Play is important, with research continually finding play-based practices positively impact student learning and development. Child development expert Kathryn Hirsch-Pasek argues children learn best when they are actively engaged socially and mentally and can connect what they learn in a meaningful way to their lives.
Play is an important part of learning how to collaborate and be creative, which are marketable employment skills. Ken Robinson, author of “Creative Schools: The Grassroots Revolution That’s Transforming Education,” notes play is a normal part of children’s development. Playing and collaborating allows children to make connections as they learn, he has said, and they are enjoying it.
Some argue the loss of play in kindergarten is hurting students. Friedrich Froebel, who founded kindergarten in 1840, designed classes around the idea of a garden during play. Children were given objects and could play with them however they wanted, with encouragement to learn and grow.
Play has become part of the early education conversation because of a growing emphasis on academics at an early age.
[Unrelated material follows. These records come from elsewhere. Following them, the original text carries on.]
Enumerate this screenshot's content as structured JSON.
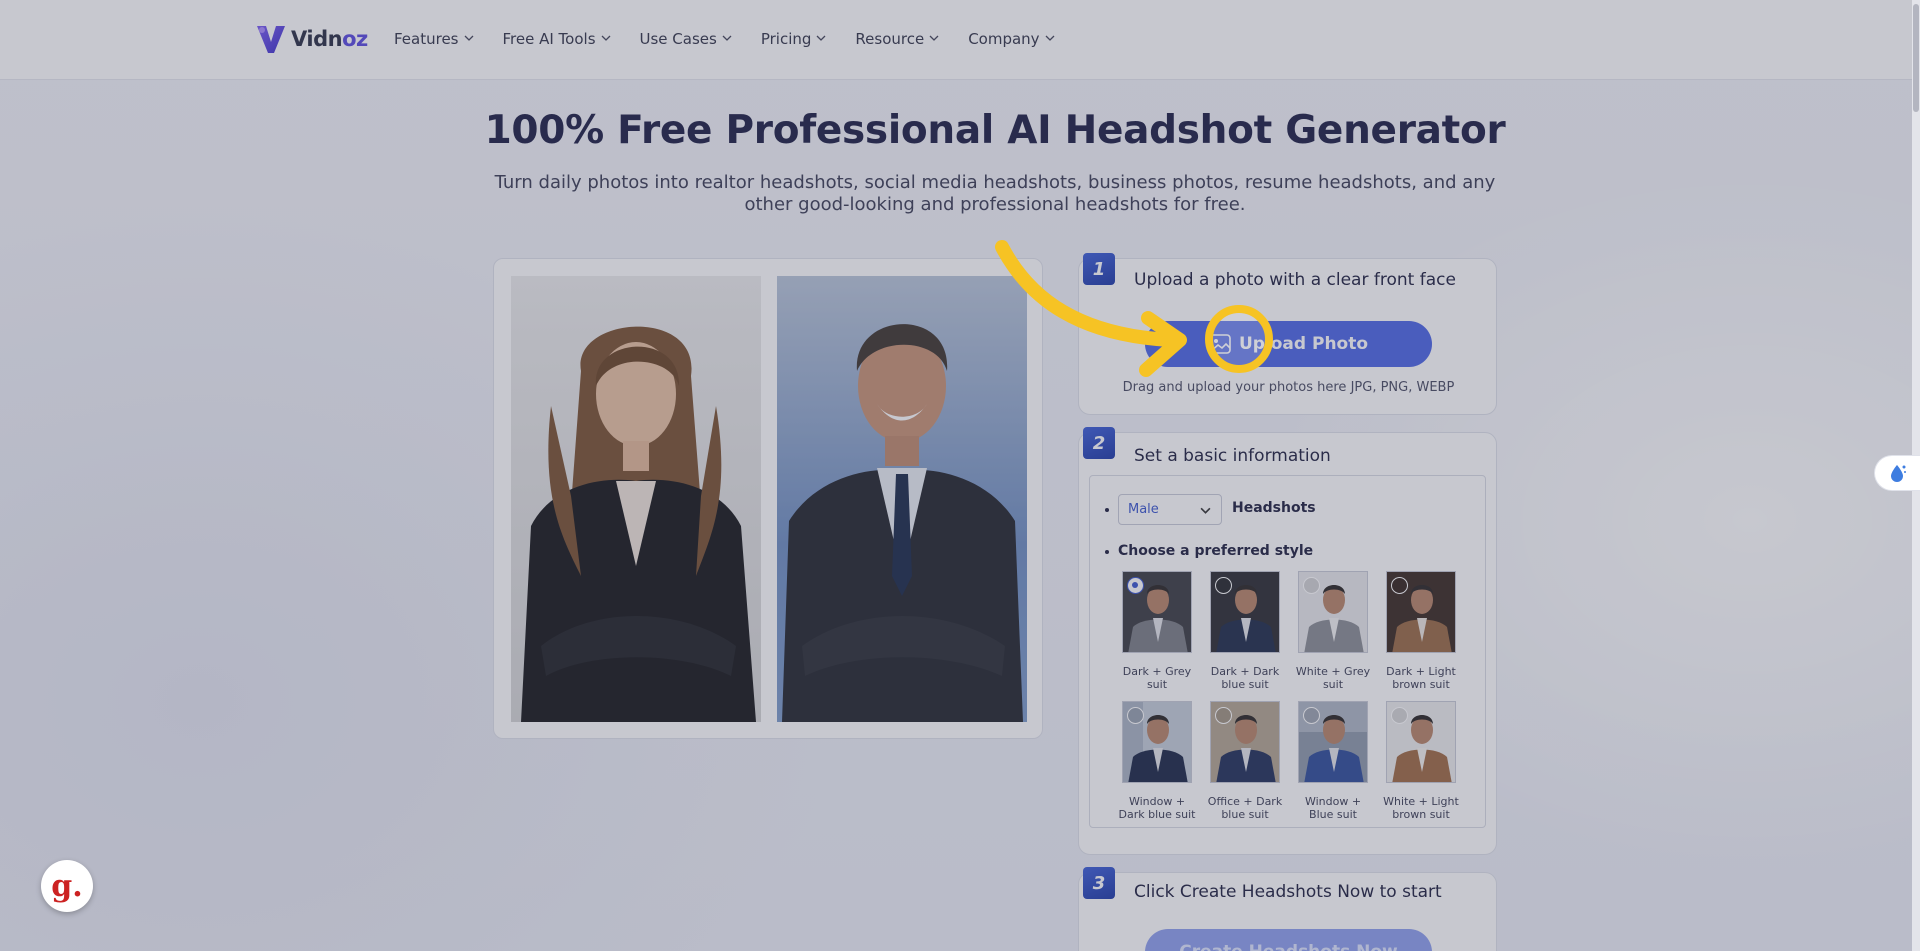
{
  "header": {
    "logo_text_main": "Vidn",
    "logo_text_accent": "oz",
    "nav": [
      {
        "label": "Features"
      },
      {
        "label": "Free AI Tools"
      },
      {
        "label": "Use Cases"
      },
      {
        "label": "Pricing"
      },
      {
        "label": "Resource"
      },
      {
        "label": "Company"
      }
    ]
  },
  "hero": {
    "title": "100% Free Professional AI Headshot Generator",
    "subtitle": "Turn daily photos into realtor headshots, social media headshots, business photos, resume headshots, and any other good-looking and professional headshots for free."
  },
  "steps": {
    "step1": {
      "number": "1",
      "title": "Upload a photo with a clear front face",
      "button_label": "Upload Photo",
      "hint": "Drag and upload your photos here JPG, PNG, WEBP"
    },
    "step2": {
      "number": "2",
      "title": "Set a basic information",
      "gender_selected": "Male",
      "headshots_label": "Headshots",
      "style_label": "Choose a preferred style",
      "styles": [
        {
          "caption": "Dark + Grey suit",
          "selected": true
        },
        {
          "caption": "Dark + Dark blue suit",
          "selected": false
        },
        {
          "caption": "White + Grey suit",
          "selected": false
        },
        {
          "caption": "Dark + Light brown suit",
          "selected": false
        },
        {
          "caption": "Window + Dark blue suit",
          "selected": false
        },
        {
          "caption": "Office + Dark blue suit",
          "selected": false
        },
        {
          "caption": "Window + Blue suit",
          "selected": false
        },
        {
          "caption": "White + Light brown suit",
          "selected": false
        }
      ]
    },
    "step3": {
      "number": "3",
      "title": "Click Create Headshots Now to start",
      "button_label": "Create Headshots Now"
    }
  },
  "widgets": {
    "g_button_label": "g."
  },
  "colors": {
    "primary": "#4c66e6",
    "step_badge": "#2a48c0",
    "annotation_yellow": "#f6c324",
    "logo_accent": "#5a49e0"
  },
  "icons": {
    "nav_chevron": "chevron-down-icon",
    "upload_icon": "image-icon",
    "side_widget": "water-drop-icon",
    "annotation_arrow": "arrow-icon"
  }
}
Researchers found in one study that teaching advanced academic content in kindergarten leads to higher test scores in math and English language arts. Yet, higher-level math is associated with stronger social-emotional skills, the study said.
There is also a debate around how much homework should be assigned in kindergarten. Phonics, spelling and reading, for example, can be part of a kindergartner’s homework expectations. While some say there is no value in homework at such a young age, others point out tasks like reading will form healthy, life-long habits.